Ilya Ivanov était un biologiste respecté, persuadé de pouvoir combler le fossé entre l'homme et ses plus proches parents évolutifs. Il ne travaillait pas seulement dans le secret ; il bénéficiait du soutien financier total du gouvernement soviétique.
L'URSS lui avait accordé l'équivalent d'un million de dollars actuels pour prouver que l'homme n'était pas une création unique. Elle voulait démontrer que l'homme n'était qu'une bête, manipulable et perfectible.
Ivanov se rendit en Afrique pour mener des expériences qui révulseraient la plupart des gens. Il commença par tenter d'inséminer des femelles chimpanzés avec du sperme humain.
Mais la jungle était un laboratoire cruel. La chaleur était accablante, les animaux difficiles à maîtriser, et la population locale se méfiait de plus en plus des activités de cet étranger.
Il retourna en Union soviétique sans avoir obtenu la moindre grossesse. Mais cet échec ne freina pas son ambition ; au contraire, il le rendit plus désespéré.
En 1929, il se tourna vers un projet encore plus controversé. Il commença à rechercher des volontaires humaines prêtes à être inséminées avec du sperme de singe.
Il trouva cinq femmes disposées à participer à cette expérience radicale. Mais avant que les essais ne puissent commencer pleinement, son dernier orang-outan mâle mourut sur la table d'opération.

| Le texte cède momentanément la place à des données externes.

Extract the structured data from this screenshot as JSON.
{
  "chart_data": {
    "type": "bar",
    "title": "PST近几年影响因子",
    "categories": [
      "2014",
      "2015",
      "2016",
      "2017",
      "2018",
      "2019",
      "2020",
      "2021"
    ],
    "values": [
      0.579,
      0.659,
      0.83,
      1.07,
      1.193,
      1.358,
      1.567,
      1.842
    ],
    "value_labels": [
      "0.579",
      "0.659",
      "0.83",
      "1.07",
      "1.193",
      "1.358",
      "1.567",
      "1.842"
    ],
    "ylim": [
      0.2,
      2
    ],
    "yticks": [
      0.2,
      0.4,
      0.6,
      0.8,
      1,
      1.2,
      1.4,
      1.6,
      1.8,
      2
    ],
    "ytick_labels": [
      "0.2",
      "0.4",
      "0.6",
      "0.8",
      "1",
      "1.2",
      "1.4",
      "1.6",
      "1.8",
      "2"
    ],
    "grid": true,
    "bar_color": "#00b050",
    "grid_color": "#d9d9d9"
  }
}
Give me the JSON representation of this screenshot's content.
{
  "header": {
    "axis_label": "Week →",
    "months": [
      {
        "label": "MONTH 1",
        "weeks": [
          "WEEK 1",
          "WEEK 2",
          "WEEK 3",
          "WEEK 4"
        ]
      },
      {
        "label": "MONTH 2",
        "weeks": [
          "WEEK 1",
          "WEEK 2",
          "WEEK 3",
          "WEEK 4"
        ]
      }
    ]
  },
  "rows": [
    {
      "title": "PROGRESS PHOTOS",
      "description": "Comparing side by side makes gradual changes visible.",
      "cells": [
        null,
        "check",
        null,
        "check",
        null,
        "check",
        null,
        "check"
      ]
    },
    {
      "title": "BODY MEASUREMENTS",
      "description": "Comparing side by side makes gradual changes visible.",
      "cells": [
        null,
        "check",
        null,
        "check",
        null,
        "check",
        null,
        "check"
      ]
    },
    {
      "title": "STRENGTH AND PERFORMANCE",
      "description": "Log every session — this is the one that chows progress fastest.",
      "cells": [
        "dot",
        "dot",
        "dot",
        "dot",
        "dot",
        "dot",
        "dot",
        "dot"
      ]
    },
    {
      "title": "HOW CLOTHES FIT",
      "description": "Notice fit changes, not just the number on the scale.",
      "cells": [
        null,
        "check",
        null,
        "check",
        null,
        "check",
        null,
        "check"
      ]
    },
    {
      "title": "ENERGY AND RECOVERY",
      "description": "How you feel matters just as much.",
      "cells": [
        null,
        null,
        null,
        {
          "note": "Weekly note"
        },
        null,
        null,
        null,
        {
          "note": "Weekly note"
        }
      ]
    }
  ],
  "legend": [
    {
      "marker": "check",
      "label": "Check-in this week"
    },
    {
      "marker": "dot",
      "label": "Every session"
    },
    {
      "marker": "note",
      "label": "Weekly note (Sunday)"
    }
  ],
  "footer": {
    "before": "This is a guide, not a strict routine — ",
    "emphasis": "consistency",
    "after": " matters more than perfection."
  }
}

Le temps pressait et le contexte politique en Russie changeait rapidement. L'État qui l'avait autrefois financé considérait désormais ses échecs comme une honte.
Il voyait leurs yeux. Il voyait leur force. Il voyait leur potentiel.
En 1930, la police secrète l'arrêta lors d'une vaste purge visant les scientifiques n'ayant pas obtenu de résultats. Il fut exilé dans les étendues glacées du Kazakhstan, loin des primates qu'il étudiait.
Il mourut en 1932, un homme brisé dont l'œuvre de toute une vie resta enfouie dans des archives classifiées pendant des décennies. Le rêve d'une armée hybride ou d'un nouvel homme socialiste s'éteignit avec lui.
Aujourd'hui, son histoire nous rappelle cruellement les conséquences désastreuses de l'idéologie sur l'éthique. Nous sommes toujours confrontés aux questions qu'il a soulevées quant aux limites de l'exploration scientifique.
Une science sans boussole morale est une voie périlleuse.